Since the health care system sees almost all children well before they ever reach school age or interact with any other system—with the possible exception of child care—this is where the initial ACE/social determinants risk screening should be done, starting with One Key Question. If a woman is planning to get pregnant within the next year and her risk profile reflects the kinds of stress factors that can impact child development during pregnancy or the first 1,000 days, she should be referred to an effective early childhood delivery system. Women who are not captured during the One Key Question interview should receive the risk screening at the first prenatal visit.
The second area where CCOs can have a huge impact is in behavioral health. We know that the presence of untreated mental illness and/or substance abuse disorder in a family is a potent adverse childhood experience. Indeed, nearly two thirds of children who end up in foster care do so because of parental substance abuse. Furthermore, for many CCOs, opioid dependence is the single most expensive diagnostic code on a per member per month basis, straining the global budget.

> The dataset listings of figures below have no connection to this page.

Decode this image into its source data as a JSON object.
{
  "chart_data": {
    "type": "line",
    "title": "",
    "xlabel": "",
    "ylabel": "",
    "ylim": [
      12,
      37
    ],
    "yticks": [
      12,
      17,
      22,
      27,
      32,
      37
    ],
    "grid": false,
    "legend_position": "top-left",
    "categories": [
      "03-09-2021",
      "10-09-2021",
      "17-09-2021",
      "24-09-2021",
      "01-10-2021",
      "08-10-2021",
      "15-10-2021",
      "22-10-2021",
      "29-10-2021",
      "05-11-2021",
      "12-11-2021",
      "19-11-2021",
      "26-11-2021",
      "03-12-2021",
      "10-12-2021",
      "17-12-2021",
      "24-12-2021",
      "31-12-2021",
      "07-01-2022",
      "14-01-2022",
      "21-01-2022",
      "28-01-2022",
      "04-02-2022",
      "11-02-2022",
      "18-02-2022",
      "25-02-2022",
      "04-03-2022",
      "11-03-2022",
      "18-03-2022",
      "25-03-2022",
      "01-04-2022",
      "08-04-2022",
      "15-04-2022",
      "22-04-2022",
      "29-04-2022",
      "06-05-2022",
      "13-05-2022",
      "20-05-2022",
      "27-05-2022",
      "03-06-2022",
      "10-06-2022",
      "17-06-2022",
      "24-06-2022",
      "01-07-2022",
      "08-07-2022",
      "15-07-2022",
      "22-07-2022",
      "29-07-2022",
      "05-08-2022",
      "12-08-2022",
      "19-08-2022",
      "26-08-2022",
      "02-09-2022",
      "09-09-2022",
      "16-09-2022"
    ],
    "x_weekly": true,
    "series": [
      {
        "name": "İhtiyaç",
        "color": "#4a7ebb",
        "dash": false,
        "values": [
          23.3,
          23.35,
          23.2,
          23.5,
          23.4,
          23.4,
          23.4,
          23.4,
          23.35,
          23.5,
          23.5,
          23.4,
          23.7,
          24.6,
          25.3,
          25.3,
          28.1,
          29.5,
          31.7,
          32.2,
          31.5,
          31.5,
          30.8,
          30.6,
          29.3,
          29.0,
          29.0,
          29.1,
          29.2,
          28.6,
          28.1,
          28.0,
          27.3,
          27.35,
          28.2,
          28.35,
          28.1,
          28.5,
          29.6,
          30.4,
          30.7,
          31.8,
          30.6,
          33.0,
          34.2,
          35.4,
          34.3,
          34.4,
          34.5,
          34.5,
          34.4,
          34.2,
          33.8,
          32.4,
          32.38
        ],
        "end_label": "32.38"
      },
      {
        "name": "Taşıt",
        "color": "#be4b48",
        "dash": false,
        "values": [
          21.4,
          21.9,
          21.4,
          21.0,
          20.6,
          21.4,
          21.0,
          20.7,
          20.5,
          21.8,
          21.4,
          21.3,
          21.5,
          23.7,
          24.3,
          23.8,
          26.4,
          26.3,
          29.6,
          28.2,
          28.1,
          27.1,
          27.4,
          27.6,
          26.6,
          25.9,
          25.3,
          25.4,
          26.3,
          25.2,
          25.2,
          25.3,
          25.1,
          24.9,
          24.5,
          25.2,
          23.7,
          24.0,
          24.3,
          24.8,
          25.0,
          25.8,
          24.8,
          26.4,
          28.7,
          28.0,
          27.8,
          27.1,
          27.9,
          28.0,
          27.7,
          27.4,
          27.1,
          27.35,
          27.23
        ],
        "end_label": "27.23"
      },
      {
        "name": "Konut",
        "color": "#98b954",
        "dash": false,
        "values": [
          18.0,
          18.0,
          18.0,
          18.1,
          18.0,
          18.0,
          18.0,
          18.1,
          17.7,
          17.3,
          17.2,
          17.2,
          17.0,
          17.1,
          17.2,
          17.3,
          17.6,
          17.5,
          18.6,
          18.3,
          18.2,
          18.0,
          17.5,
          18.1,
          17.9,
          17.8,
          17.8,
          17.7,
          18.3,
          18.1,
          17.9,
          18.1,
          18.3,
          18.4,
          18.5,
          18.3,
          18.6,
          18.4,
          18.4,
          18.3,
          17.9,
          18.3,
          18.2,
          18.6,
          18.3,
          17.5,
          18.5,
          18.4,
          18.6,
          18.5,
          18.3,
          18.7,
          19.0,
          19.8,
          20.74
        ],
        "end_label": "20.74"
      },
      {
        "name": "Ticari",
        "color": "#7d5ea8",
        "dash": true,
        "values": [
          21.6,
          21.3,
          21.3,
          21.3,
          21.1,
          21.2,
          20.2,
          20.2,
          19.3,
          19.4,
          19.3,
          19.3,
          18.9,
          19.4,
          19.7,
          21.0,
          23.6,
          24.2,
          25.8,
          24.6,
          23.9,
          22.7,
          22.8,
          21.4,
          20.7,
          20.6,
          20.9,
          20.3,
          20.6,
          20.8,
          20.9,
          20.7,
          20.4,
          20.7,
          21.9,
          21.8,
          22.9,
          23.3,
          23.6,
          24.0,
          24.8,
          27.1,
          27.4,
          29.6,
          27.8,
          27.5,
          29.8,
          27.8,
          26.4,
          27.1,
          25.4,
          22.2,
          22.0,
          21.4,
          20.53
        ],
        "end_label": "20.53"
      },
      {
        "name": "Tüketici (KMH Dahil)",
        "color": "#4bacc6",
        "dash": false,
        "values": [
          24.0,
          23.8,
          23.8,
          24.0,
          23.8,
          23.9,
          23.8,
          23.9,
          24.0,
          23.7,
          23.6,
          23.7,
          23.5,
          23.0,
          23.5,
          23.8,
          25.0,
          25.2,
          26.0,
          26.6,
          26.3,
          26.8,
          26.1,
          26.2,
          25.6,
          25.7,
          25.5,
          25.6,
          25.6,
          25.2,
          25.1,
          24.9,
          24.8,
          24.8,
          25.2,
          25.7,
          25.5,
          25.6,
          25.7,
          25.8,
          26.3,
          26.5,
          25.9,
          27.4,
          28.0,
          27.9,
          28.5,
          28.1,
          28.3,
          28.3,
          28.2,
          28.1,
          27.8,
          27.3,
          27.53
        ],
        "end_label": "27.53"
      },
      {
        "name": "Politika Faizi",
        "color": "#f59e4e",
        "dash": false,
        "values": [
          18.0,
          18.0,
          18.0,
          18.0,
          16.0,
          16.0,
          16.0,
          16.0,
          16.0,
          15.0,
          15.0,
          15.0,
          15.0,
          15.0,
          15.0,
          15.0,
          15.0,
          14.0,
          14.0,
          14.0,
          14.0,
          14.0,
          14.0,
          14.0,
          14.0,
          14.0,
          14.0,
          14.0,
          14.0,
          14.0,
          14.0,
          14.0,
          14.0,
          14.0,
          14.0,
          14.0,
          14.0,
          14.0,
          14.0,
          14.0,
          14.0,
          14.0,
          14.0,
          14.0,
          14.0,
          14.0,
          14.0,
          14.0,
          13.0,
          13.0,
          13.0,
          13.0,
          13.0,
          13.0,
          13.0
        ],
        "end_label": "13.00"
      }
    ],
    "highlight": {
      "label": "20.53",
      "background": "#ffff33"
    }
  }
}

Thus, better integration of behavioral health must be a top priority for CCOs. Doing so requires a clear-eyed recognition that our current community mental health system is appropriately much more focused on social services than simply on medical treatment, creating a cultural challenge. Furthermore, the behavioral health system has been chronically underfunded. Reimbursement for mental health is far lower than for physical health; and funding for substance abuse disorder treatment is even lower than for mental health.
Addressing these challenges will require a number of things, including: clarifying and agreeing upon what should be treated in the physical health system versus the behavioral health system; better care coordination and communication between the two systems, including improving interoperability of the EHR; establishing reimbursement parity between behavioral health and physical health; and directly confronting the social stigma that persists around mental health and substance abuse disorders.